1986年(第3回)に選ばれた新語には「ファミコン」がある。家庭用テレビゲーム機の代名詞となったこの言葉は、言うまでもなく1983年に任天堂が発売した「ファミリーコンピュータ」の略称である。ちなみに当時、ファミコンとともにエポック社の「カセットビジョン」、トミー(現・タカラトミー)の「ぴゅう太」などの家庭用ゲーム機が続々と登場し、次第に普及し始めた時期でもあった。ファミコンは、発売初年度こそソフトウェアが10タイトルに満たなかったが、1985年以降にソフトウェアが急激に増え始め、ちょうどこの年に大ブームとなっていた。発売から20年以上経過し、製品はすでに市場から姿を消しているが、ファミコンという言葉は今でも立派に通用する。
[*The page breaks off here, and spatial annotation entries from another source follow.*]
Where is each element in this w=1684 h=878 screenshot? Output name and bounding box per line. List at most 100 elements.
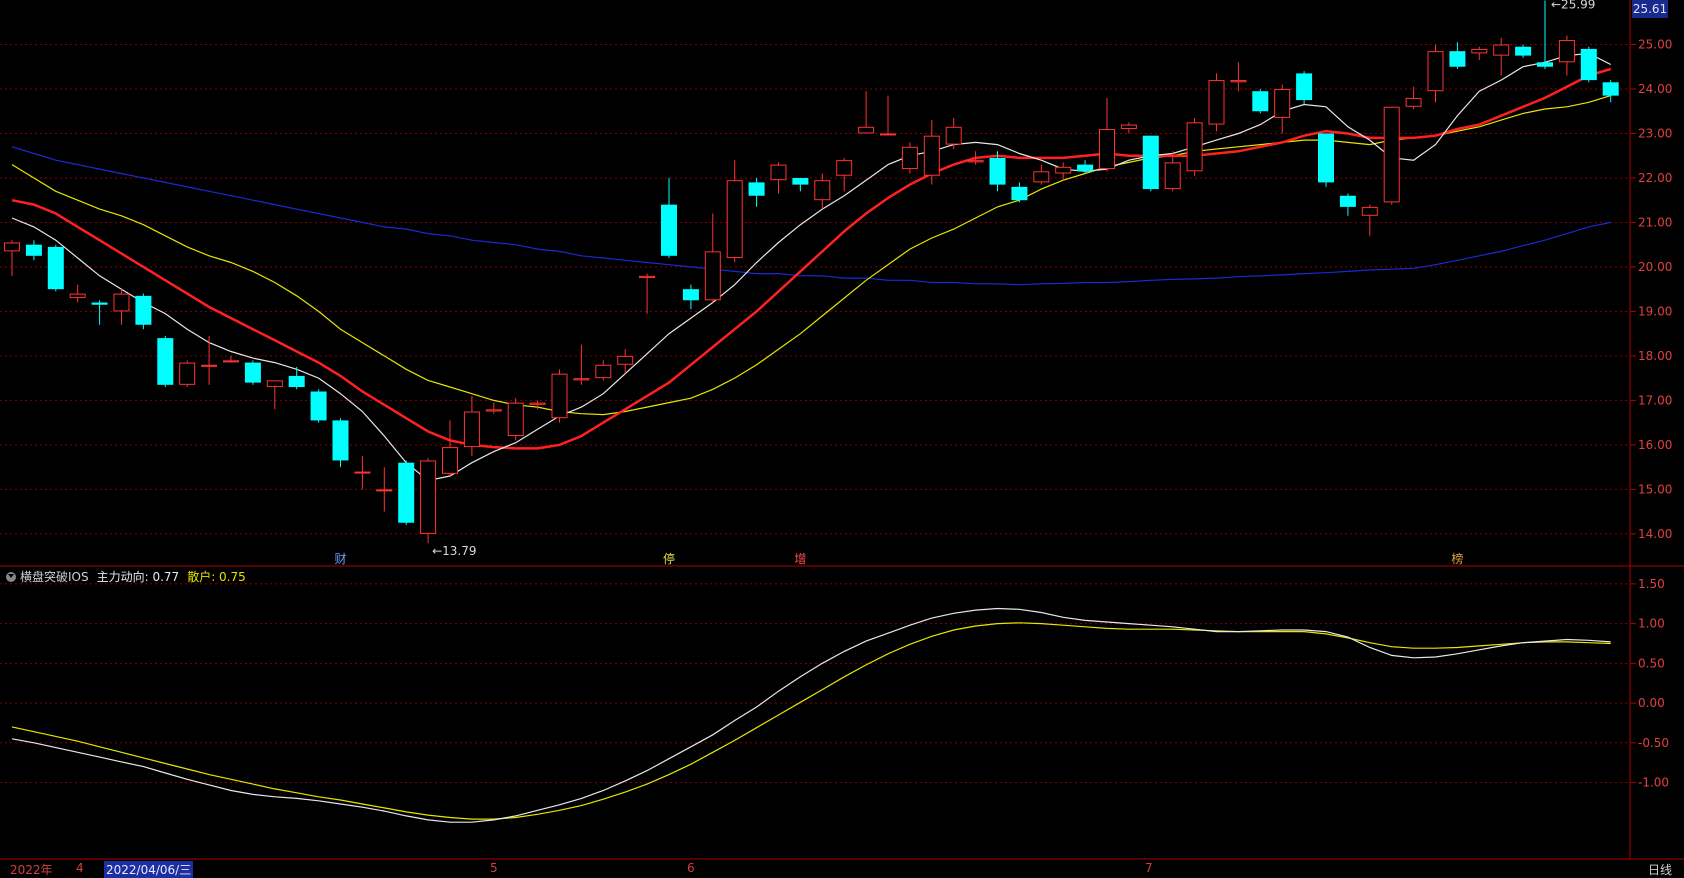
candle xyxy=(573,344,590,385)
candle-body xyxy=(1339,195,1356,207)
candle xyxy=(223,355,239,363)
candle-body xyxy=(1537,62,1553,67)
candle-body xyxy=(1099,129,1115,170)
price-tick-label: 20.00 xyxy=(1638,260,1672,274)
candlesticks xyxy=(4,0,1619,544)
candle xyxy=(398,460,415,525)
candle-body xyxy=(901,146,918,170)
indicator-tick-label: 0.50 xyxy=(1638,656,1665,670)
candle-body xyxy=(1164,162,1181,190)
legend-series-retail: 散户: 0.75 xyxy=(187,570,246,584)
candle-body xyxy=(1274,88,1291,118)
indicator-lines xyxy=(11,607,1611,823)
candle-body xyxy=(682,289,699,301)
candle xyxy=(1252,88,1269,114)
candle xyxy=(1493,37,1510,76)
candle xyxy=(792,177,809,192)
candle xyxy=(901,142,918,174)
candle-body xyxy=(661,204,677,256)
candle-body xyxy=(1580,48,1597,81)
candle-body xyxy=(266,380,283,388)
candle xyxy=(244,360,261,385)
candle-body xyxy=(989,157,1006,185)
candle xyxy=(91,300,108,325)
indicator-menu-icon[interactable] xyxy=(6,572,16,582)
max-price-label: ←25.99 xyxy=(1551,0,1595,11)
candle xyxy=(814,173,831,210)
candle xyxy=(420,458,437,544)
candle-body xyxy=(157,338,174,385)
candle xyxy=(661,177,677,259)
candle xyxy=(135,293,152,330)
candle-body xyxy=(923,135,940,176)
candle xyxy=(967,151,984,165)
candle xyxy=(1274,84,1291,134)
time-axis[interactable]: 2022年 4 2022/04/06/三 5 6 7 日线 xyxy=(0,860,1684,878)
moving-averages xyxy=(11,52,1612,482)
date-cursor-label: 2022/04/06/三 xyxy=(104,861,194,878)
event-marker: 榜 xyxy=(1451,551,1463,566)
candle-body xyxy=(442,447,458,474)
indicator-tick-label: 1.00 xyxy=(1638,617,1665,631)
candle xyxy=(69,284,86,303)
candle xyxy=(1296,71,1313,105)
price-tick-label: 15.00 xyxy=(1638,482,1672,496)
candle xyxy=(266,380,283,410)
candle-body xyxy=(1361,206,1378,216)
candle xyxy=(880,95,896,136)
candle-body xyxy=(1077,164,1094,172)
candle-body xyxy=(179,362,196,385)
candle xyxy=(726,160,743,263)
candle-body xyxy=(25,244,42,256)
candle-body xyxy=(529,402,546,405)
price-tick-label: 14.00 xyxy=(1638,527,1672,541)
candle xyxy=(157,335,174,388)
candle-body xyxy=(485,409,502,412)
candle xyxy=(1077,160,1094,174)
candle xyxy=(1208,73,1225,132)
candle-body xyxy=(880,133,896,136)
ma-white-line xyxy=(11,52,1611,482)
price-tick-label: 16.00 xyxy=(1638,438,1672,452)
period-label[interactable]: 日线 xyxy=(1648,863,1673,877)
candle xyxy=(507,398,524,441)
price-tick-label: 22.00 xyxy=(1638,171,1672,185)
candle xyxy=(945,117,962,150)
candle-body xyxy=(1120,124,1137,130)
candle xyxy=(617,349,634,374)
candle xyxy=(1405,86,1422,109)
current-price-tag: 25.61 xyxy=(1632,0,1668,18)
candle-body xyxy=(201,364,218,367)
price-tick-label: 17.00 xyxy=(1638,393,1672,407)
candle-body xyxy=(47,246,64,290)
indicator-tick-label: -0.50 xyxy=(1638,736,1669,750)
candle xyxy=(923,120,940,185)
ma-red-line xyxy=(11,67,1612,450)
candle xyxy=(354,456,371,490)
candle-body xyxy=(332,420,349,461)
candle-body xyxy=(4,242,20,252)
candle-body xyxy=(310,391,327,421)
indicator-tick-label: 1.50 xyxy=(1638,577,1665,591)
month-7-label: 7 xyxy=(1145,861,1153,875)
candle-body xyxy=(1186,122,1203,172)
indicator-tick-label: 0.00 xyxy=(1638,696,1665,710)
candle xyxy=(1055,162,1072,181)
candle-body xyxy=(1427,51,1444,92)
retail-line xyxy=(11,622,1611,820)
candle-body xyxy=(1055,166,1072,174)
candle-body xyxy=(551,373,568,419)
candle-body xyxy=(1318,133,1334,183)
candle-body xyxy=(617,355,634,365)
candle-body xyxy=(1515,46,1532,56)
candle-body xyxy=(1383,106,1400,203)
candle xyxy=(442,420,458,477)
candle xyxy=(682,284,699,310)
candle-body xyxy=(1602,82,1619,96)
candle-body xyxy=(814,180,831,201)
candle xyxy=(4,240,20,276)
candle-body xyxy=(91,302,108,305)
candle-body xyxy=(1208,80,1225,125)
price-tick-label: 19.00 xyxy=(1638,304,1672,318)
1987年(第4回)には、NTT民営化によって新規参入が可能になった電気通信事業に新たに参入した「第二電電」が新語に選ばれている。第二電電(DDI)はその後、国際電話のKDD、移動体通信のIDOなどと合併し、現在はKDDIとしてNTTの最大のライバル企業となっている。
インターネット、2000年問題、ブロードバンド
1988年以降、しばらくの間は、新語・流行語に入賞する情報通信関連の言葉はなかったが、1995年(第12回)、久しぶりに話題となった言葉が登場する。「インターネット」である。1995年は、Windows 95が登場し、一般の利用者にとってもインターネットへの接続が容易になった時期だ。現在、日本のインターネット人口は8000万人を超え、全世界では11億人以上と言われているが、「インターネット」という言葉が受賞した1995年当時はまだ、全世界で約4000万人程度の利用者しかいなかった――。
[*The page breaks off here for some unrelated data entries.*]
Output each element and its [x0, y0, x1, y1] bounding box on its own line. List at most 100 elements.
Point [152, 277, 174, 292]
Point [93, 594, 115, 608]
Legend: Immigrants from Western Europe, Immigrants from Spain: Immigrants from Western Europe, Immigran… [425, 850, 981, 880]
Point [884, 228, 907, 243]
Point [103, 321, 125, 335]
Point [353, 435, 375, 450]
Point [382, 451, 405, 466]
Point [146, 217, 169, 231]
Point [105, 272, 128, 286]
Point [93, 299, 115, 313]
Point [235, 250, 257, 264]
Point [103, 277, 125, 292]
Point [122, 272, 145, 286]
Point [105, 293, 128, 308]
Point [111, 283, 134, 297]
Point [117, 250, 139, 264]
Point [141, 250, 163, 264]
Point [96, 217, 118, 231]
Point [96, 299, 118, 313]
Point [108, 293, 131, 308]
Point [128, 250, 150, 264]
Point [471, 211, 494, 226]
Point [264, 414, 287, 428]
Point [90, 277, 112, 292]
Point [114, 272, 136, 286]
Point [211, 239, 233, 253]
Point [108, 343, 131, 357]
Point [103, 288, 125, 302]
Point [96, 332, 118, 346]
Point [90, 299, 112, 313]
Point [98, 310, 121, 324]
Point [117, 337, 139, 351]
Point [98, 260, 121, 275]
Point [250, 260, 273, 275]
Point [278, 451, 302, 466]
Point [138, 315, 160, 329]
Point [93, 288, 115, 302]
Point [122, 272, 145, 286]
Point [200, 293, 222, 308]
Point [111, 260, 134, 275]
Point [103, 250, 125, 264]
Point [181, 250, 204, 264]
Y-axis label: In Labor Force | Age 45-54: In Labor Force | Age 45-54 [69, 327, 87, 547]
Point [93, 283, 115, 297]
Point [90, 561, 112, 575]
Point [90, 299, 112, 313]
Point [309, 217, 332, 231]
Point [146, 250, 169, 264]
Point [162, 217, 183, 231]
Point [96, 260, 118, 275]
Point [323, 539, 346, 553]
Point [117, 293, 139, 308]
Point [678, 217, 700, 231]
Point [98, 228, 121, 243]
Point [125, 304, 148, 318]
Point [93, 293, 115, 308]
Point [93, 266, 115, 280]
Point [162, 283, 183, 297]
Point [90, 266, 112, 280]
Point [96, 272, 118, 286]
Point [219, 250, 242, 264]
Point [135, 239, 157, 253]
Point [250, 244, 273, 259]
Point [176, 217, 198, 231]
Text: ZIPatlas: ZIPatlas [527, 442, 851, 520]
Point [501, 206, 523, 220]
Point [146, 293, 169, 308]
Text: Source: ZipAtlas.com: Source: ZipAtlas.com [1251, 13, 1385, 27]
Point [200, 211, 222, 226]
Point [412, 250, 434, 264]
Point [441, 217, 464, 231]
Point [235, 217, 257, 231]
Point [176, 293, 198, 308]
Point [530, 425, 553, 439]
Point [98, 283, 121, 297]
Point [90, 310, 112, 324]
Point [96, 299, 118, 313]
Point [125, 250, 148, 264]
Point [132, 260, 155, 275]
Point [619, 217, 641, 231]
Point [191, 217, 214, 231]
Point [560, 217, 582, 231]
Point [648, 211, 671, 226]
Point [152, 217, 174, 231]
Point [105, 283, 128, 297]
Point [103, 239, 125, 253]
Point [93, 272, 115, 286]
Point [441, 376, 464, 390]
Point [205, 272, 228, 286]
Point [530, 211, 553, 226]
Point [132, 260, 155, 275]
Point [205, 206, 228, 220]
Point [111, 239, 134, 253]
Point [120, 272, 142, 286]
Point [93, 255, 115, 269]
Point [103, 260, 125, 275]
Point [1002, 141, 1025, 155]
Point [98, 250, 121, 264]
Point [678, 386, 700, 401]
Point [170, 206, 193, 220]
さらに、1999年(第16回)では、「西暦2000年問題」が入賞している。旧型のホストコンピュータが年の処理を正しく行えないという西暦2000年問題は、コンピュータによって制御されているさまざまな領域に影響が及ぶとしてセンセーショナルに取り上げられ、一般の人たちの不安を大いに煽ったものだった。しかし現実には、1990年代後半から西暦2000年問題が指摘されるコンピュータのプログラム改変が進められ、日常生活が脅かされることはなかった。
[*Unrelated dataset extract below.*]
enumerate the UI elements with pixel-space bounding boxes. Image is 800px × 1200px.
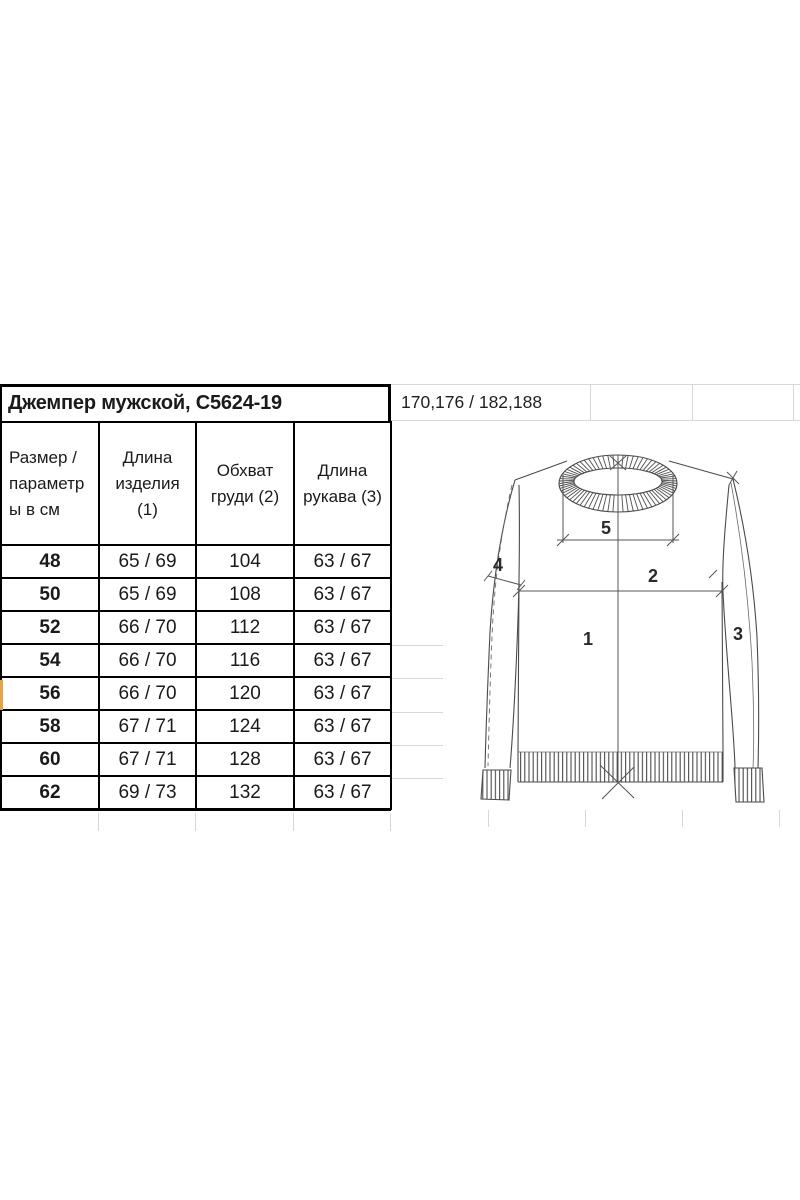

そして、2000年(第17回)。「IT革命」という言葉が大賞を受賞し、「IT」という言葉が一般にも通用するようになった。ITという言葉自体は1980年代後半から使われてきたが、インターネットの普及やコンピュータの高性能化に伴い、10年以上経ってからようやく日の目を見た格好になった。そのITという言葉も、今は政府の主導により「ICT」という言葉に置き換わろうとしている。
2001年(第18回)には「ブロードバンド」が入賞。このころから、インターネット接続の主流は、アナログ電話回線やISDNなど狭帯域(ナローバンド)に代わり、ADSLや光など高速通信が可能な広帯域(ブロードバンド)の回線になっていった。ブロードバンドが一般化した現在、ブロードバンドという言葉を聞く機会も減っている。
最近では2005年(第22回)に「ブログ」、2006年(第23回)に「ミクシィ」が選ばれている。ブログやmixiに代表されるSNSはいずれも、いわゆるWeb 2.0と言われる新しいインターネットサービスとして登場したもので、今でも旬なキーワードだ。
2008年の新語・流行語には、情報通信関連の言葉が選ばれるだろうか? 発表は、今週明けの12月1日である。